Così alcuni grandi brand, soprattutto esteri, stanno iniziando a formare i dipendenti sullo storytelling digitale, la gestione dei social e le tecniche di produzione video.
Immersi in questo nuovo mondo, i lavoratori diventano, come accennato, brand ambassador della stessa azienda in cui prestano servizio, assottigliando il confine tra dipendente e pubblicitario.
Con nuove metriche di performance, le visualizzazioni e i follower entrano nelle strategie di comunicazione mentre la narrazione diventa parte integrante e fonte autorevole dalla quale prendere ispirazione e, chi sa, magari spingere alcuni followers a candidarsi loro stessi.
Le sfide aperte
Se questa nuova modalità di farsi pubblicità può, appunto, risultare semplice, veloce ed efficace per le imprese, da un’altra parte dare questa libertà ai dipendenti comporta anche rischi di incoerenza comunicativa.
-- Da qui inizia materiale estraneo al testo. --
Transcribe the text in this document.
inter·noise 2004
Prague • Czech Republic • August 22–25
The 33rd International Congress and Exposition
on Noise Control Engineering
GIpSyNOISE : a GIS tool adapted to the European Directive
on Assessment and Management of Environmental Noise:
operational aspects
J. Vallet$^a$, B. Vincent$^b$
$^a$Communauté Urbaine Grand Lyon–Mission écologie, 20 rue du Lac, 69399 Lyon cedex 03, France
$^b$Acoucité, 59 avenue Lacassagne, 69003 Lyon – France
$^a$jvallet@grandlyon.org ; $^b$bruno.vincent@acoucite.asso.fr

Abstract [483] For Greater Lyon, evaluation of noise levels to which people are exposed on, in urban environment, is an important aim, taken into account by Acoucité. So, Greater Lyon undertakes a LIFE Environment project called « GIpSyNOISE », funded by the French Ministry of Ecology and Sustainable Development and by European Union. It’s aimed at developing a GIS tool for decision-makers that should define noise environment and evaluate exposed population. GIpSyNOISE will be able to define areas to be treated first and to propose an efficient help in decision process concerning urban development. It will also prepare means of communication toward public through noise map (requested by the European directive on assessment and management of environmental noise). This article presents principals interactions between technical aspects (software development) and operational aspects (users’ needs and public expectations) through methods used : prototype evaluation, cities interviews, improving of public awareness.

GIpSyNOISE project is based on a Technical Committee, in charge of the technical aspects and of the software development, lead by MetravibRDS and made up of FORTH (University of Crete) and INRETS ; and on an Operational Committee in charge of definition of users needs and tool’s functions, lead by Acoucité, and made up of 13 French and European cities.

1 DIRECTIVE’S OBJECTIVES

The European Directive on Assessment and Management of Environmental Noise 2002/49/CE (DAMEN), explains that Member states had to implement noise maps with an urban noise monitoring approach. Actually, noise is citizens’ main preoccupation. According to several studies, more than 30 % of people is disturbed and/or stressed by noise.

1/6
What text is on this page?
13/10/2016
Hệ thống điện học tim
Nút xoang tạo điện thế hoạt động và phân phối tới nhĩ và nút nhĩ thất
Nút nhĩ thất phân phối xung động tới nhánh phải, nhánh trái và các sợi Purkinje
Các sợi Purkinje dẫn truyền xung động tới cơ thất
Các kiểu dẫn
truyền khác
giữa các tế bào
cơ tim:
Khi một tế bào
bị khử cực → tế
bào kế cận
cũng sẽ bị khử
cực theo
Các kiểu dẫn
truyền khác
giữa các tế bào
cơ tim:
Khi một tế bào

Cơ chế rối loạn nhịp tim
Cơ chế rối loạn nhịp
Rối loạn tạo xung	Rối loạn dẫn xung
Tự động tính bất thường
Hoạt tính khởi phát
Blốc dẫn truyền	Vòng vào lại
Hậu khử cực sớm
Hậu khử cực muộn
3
Chi gestisce questo tipo di comunicazione che sfugge agli stessi reparti e uffici aziendali? E chi valuta se il tono utilizzato sia coerente e in linea con quello promosso e diffuso dallo stesso brand? La reputazione della stessa azienda viene, quindi, avvalorata oppure rischia di essere minacciata?
Infine, questo tipo di promozione non passa per i canali ufficiali aziendali ma dai profili personali dei dipendenti. Quanto è giusto, quindi, accostare le proprie “pillole di vita” alla quotidianità lavorativa? E fino a che limite ci si può spingere?
Mentre si assiste alla trasformazione dei dipendenti in micro-influencer ci troviamo di fronte a un sostanziale cambio di paradigma: il capitale umano non è più solo forza lavoro, ma anche media company diffusa attraverso modelli partecipativi, fluidi e digital-native.